AS, qui a risqué d'être exclu de l'hommage évident que depuis longtemps on aurait dû lui rendre, n'avait pas accompli grand-chose, il faut le reconnaître : immense écrivain rassemblant, dans et avec son génie, l'historien, l'analyste et le créateur d'une infinie puissance, lourd d'universalité, pour le reste presque rien ! Avec L'Archipel du Goulag, il n'avait fait que porter les premiers coups, mais décisifs, au totalitarisme monstrueux qu'était le communisme et dont, après en avoir lui-même souffert, il avait questionné les témoins réchappés de l'enfer des camps.

C'est devant cet homme, cette personnalité, cette action, cette libération qu'on s'est permis de mégoter.

L'Archipel de la bêtise.

A supposer même que, dans cette incandescence à la fois littéraire, philosophique et révolutionnaire ou dans les propos ultérieurs d'AS, aient pu être relevées des réactions antisémites ou "passablement homophobes", comment soutenir que, pour lui, ce passif pourrait peser au regard d'un actif si exceptionnel ?

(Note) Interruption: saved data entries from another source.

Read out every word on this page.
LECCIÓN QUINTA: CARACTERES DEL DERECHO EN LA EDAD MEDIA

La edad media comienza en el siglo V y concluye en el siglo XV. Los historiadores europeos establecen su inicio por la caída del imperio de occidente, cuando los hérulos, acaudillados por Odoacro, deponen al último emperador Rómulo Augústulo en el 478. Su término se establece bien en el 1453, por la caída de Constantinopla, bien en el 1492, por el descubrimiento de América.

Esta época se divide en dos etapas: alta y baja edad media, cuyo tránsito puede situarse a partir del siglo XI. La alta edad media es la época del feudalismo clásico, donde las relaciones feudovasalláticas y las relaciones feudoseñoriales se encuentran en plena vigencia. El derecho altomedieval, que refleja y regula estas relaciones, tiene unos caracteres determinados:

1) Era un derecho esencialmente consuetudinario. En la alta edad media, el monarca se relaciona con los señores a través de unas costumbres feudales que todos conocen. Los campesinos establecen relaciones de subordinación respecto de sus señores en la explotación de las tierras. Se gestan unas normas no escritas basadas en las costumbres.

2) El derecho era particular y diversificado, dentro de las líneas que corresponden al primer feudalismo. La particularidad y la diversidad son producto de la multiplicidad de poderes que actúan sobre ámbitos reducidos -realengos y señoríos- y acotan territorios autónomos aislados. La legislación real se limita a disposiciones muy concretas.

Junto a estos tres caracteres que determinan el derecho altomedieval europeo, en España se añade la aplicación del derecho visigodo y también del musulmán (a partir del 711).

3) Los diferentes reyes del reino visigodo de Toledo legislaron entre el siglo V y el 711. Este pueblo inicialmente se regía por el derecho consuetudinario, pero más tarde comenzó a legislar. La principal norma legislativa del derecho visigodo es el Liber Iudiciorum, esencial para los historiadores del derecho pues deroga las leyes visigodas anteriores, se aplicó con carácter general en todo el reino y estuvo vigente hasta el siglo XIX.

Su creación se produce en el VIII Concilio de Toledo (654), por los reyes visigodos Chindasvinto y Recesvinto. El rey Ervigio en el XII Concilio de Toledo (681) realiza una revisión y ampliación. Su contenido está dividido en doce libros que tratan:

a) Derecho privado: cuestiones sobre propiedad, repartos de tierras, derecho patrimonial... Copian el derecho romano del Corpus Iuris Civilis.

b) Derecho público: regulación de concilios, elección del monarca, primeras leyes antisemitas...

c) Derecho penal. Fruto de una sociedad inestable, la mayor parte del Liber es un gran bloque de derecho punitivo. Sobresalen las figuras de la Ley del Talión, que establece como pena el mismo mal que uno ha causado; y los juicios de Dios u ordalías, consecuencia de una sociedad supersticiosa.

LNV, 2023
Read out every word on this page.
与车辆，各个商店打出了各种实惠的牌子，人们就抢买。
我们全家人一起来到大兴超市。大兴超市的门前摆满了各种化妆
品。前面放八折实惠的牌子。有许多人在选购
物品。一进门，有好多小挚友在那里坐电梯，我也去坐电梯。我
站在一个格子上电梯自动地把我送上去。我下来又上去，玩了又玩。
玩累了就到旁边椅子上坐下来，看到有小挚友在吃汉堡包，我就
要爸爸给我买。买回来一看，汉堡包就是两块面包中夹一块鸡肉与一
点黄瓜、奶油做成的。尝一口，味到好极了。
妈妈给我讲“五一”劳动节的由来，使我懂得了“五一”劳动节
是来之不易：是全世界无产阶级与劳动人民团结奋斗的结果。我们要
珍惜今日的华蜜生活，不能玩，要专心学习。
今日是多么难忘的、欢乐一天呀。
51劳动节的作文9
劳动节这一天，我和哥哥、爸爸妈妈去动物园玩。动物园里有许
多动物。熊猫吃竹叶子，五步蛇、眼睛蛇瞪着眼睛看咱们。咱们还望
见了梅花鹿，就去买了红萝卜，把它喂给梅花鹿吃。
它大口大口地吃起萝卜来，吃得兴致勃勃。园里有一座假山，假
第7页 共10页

Avec ce genre de pointillisme qui confond le détail avec le tout et n'hésiterait pas à sacrifier ce dernier au nom d'une éthique de façade, je me demande bien quel être serait suffisamment exemplaire pour être inscrit au fronton de nos rues ou y demeurer ? De Gaulle, qui n'était pas un ange, n'y résisterait pas, et tant d'autres dont les vices n'altéraient pas, pourtant, la lumière et l'éclat des vertus.

Le Conseil de Paris a failli couvrir Paris de honte et de ridicule.